I think ‘House of the Rising Sun’ can be seen as a particularly subtle and highly developed example of this process, drawing an astonishing range of implications and associations from a quite guarded set of carefully chosen lyrics. Check for example the sublime way in which it sets up a clear duality between a virtuous life of family, honesty, hard work and the sinful path of drinking, rambling, gambling and bad men, without ever slipping fully in a religious set-up and getting dull and preachy on our asses, as do so many folk songs. Yet it still manages to imbue the path of sin with an aura of such nameless fear that I can imagine it making more converts to the righteous life than any number of kitschy, self-righteous “They’ve Got the Church Out-Numbered” style singalongs.

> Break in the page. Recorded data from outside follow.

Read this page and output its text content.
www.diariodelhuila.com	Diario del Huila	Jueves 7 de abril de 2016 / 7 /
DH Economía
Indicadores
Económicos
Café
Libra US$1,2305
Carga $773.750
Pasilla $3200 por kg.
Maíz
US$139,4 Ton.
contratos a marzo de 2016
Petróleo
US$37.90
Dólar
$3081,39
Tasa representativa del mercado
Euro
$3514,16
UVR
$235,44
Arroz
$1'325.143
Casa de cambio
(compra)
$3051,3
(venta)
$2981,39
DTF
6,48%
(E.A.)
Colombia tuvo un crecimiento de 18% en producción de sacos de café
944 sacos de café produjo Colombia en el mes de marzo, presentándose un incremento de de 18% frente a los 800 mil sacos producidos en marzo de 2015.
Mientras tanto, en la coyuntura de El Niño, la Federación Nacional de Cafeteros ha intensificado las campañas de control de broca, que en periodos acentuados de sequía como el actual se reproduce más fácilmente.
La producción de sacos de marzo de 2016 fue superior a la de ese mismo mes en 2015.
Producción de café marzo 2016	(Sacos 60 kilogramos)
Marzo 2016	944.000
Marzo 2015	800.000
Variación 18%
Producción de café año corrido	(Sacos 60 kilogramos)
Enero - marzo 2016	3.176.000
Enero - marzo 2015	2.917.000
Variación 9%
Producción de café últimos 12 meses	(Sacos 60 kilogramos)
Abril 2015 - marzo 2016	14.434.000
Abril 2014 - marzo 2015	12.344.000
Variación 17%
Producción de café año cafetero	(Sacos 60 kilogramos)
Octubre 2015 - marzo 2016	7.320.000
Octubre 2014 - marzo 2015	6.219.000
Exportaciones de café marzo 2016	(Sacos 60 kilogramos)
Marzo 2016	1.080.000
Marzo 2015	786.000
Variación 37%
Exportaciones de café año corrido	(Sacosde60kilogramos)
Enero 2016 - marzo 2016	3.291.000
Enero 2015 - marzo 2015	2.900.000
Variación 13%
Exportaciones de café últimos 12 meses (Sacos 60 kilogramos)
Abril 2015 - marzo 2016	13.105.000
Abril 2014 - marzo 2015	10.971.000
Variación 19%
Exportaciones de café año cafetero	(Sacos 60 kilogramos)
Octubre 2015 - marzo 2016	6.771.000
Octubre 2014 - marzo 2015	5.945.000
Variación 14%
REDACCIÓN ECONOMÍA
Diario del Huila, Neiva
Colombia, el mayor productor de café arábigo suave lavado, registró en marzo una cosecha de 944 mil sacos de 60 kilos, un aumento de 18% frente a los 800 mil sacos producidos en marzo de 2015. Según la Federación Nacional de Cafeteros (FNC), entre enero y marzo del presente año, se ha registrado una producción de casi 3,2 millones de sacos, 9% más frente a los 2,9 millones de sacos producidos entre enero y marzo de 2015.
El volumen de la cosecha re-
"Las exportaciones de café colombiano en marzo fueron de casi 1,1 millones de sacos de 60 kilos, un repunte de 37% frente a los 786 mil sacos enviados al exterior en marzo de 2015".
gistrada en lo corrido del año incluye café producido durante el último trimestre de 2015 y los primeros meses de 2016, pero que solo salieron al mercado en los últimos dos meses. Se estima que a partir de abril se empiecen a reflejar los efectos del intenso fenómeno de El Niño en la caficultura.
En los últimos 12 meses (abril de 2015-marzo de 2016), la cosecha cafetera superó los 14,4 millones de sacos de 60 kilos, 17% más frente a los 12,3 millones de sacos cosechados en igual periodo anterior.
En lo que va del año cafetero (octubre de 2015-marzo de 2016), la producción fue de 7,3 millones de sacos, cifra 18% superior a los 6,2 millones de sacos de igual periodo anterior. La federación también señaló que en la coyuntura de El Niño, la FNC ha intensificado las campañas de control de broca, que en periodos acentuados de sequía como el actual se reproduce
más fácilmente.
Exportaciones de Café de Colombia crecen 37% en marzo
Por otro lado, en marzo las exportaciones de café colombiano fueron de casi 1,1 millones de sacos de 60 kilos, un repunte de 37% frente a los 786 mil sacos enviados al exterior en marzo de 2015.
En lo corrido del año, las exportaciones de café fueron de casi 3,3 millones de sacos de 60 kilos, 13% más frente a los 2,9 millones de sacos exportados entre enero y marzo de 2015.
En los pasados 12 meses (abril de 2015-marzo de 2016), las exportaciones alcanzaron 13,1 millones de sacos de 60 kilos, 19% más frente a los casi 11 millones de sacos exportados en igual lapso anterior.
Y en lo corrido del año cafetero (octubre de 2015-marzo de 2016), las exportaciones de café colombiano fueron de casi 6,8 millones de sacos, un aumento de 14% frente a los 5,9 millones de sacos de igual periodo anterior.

And, as so often in the blues, it’s very easy to see the rather nebulous notion of ‘sin’ as acting as a smokescreen for an emotional and heartfelt criticism of the rather more solid realities of Southern American life which led poor, presumably black, young women toward lives of such trouble and hardship – a criticism which social convention and a fear of radicalism might have rendered unthinkable if expressed in more direct terms and without the veneer of religious morality.
Another thing worthy of discussion is the wide variety of different meanings that can be placed on the song with scarcely any change of note or lyric ;
Leadbelly, the Animals and subsequent rock versions have all tended to emphasize the macho elements of the song, switching it to a male perspective and gleefully confessing to the catalogue of drinkin’, gamblin’ and vice, maintaining the doomed, fearful tone, but imbuing it with a rebellious, faintly nihilistic air that’s perfectly in tune with the outsider doctrines of Rock n’ Roll.
And at the other end of the scale, a stark, stripped down version of the same song performed by a soulful female singer (Joan Baez and Marianne Faithfull have both recorded it, to name but a few) can be a chilling and emotionally devastating ode to the tragedies of lost and abused womenhood everywhere.
And in closing, I should probably give a quick and unspeakably sad R.I.P. to the New Orleans culture from which this incredible song arose.